Questo Atomo AG 11

fissa sulla carta, ridimensiona e finalmente “documenta”, dopo oltre quattro anni di incertezze e di ripensamenti – circa i quali rimando ad AG 19 – i miei arditi progetti e i miei scritti “virtuali” (testi o “ipertesti” elettronici) sull’analisi dell’atto grafico. In pratica raccoglie, “stabilizza”, rende “consistenti” e quindi “citabili” una trentina di contributi apparsi negli anni nel mio sito web.

In questo Atomo mancano le usuali note al testo, perchè non ho ritenuto valesse la pena trasferire sulla carta i molti link elettronici originali, cioè di “ipertestualizzare” uno scritto cartaceo caratterizzato, com’è ovvio, dalla sola “testualità” sequenziale. In soldoni questo significa che, per gli approfondimenti, il lettore è “obbligato” ad aprire la corrispettiva edizione on line e navigare nel mio vasto sito, e che la “carta” serve da porto e da approdo per non naufragare in quel mare. Anche per questo motivo l’indice del fascicolo è stato messo solo nell’edizione ipertestuale.

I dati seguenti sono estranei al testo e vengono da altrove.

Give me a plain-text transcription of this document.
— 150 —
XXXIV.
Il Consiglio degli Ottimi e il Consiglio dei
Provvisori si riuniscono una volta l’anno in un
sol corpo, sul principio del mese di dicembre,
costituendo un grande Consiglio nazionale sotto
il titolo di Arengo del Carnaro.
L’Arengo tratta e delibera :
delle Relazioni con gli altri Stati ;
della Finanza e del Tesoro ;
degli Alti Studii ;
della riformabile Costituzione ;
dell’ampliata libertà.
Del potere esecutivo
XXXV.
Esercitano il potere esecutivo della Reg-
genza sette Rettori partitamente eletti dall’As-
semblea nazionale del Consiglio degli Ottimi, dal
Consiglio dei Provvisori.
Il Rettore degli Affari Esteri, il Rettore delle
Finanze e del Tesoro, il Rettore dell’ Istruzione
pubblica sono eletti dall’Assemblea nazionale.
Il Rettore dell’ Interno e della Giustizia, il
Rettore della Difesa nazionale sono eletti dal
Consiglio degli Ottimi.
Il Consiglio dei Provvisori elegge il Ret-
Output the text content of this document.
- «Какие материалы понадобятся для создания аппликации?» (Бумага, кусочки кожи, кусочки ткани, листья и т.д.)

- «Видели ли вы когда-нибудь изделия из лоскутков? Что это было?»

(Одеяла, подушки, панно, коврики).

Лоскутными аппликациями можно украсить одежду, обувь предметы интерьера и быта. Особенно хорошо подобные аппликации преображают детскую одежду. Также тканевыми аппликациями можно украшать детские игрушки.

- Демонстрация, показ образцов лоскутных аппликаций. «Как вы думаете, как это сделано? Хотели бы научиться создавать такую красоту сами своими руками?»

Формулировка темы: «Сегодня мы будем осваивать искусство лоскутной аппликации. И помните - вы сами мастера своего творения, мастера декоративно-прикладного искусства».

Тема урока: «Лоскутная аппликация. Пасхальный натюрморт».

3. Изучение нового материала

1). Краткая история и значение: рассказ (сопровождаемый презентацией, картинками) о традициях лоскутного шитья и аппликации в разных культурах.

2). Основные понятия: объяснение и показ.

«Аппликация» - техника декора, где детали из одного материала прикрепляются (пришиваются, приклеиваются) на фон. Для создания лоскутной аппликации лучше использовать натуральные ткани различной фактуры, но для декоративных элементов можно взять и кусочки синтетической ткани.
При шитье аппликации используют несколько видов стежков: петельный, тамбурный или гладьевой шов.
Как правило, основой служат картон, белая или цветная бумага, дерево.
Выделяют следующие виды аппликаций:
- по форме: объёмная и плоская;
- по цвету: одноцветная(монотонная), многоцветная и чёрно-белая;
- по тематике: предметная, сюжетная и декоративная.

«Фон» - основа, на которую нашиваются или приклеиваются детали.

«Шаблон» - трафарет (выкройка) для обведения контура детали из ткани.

La meccanica grafica, o “fisiofisica della manoscrittura” come preferisco chiamarla, è una disciplina pochissimo nota, assimilata alla grafologia e ritenuta obsoleta sin dall’avvento della scrittura a macchina (che ha relegato la manoscrittura, si può quasi dire, alla sola firma) e a maggior ragione oggi, nell’epoca della “scrittura vocale” al computer. Un tempo la “tecnica grafica” era studiata da stenografi e da fisiologi, oggi è abbandonata non solo (o non tanto) per la sua presunta inutilità, ma in realtà, e soprattutto, per la sua indiscutibile difficoltà.

Eppure essa è utilissima per le sue analogie con la meccanica fonica o “fisiofisica della voce”, come si può evincere scorrendo l’opuscolo “gemelloAG 18, Scritti di Telelinguistica, che licenzio in contemporanea a questo. Ed anzi, credo di poter dire che rispetto alla “meccanica fonica” la “meccanica grafica” risulta ben più facile e più accessibile alla misura e all’analisi scientifica.

Ma c’è una particolarissima “scrittura” ancora più semplice e scientificamente più abbordabile della manoscrittura: mi riferisco alla manipolazione di un tasto Morse, azione equiparabile sia alla scrittura sia alla fonazione (vedi AG 14, AG 18, ecc.), e alla corrispettiva “scrittura” della rotella inchiostrante (vedi MO 73) sulla striscia di carta o “zona” dei vecchi telegrafi Morse (vedi MO 33).

Per lo studio di questa “telelinguistica” non è indispensabile essere un fisiologo, uno stenografo, un linguista o un telegrafista: bastano semplici competenze di fisica, come quelle possedute dall’autore.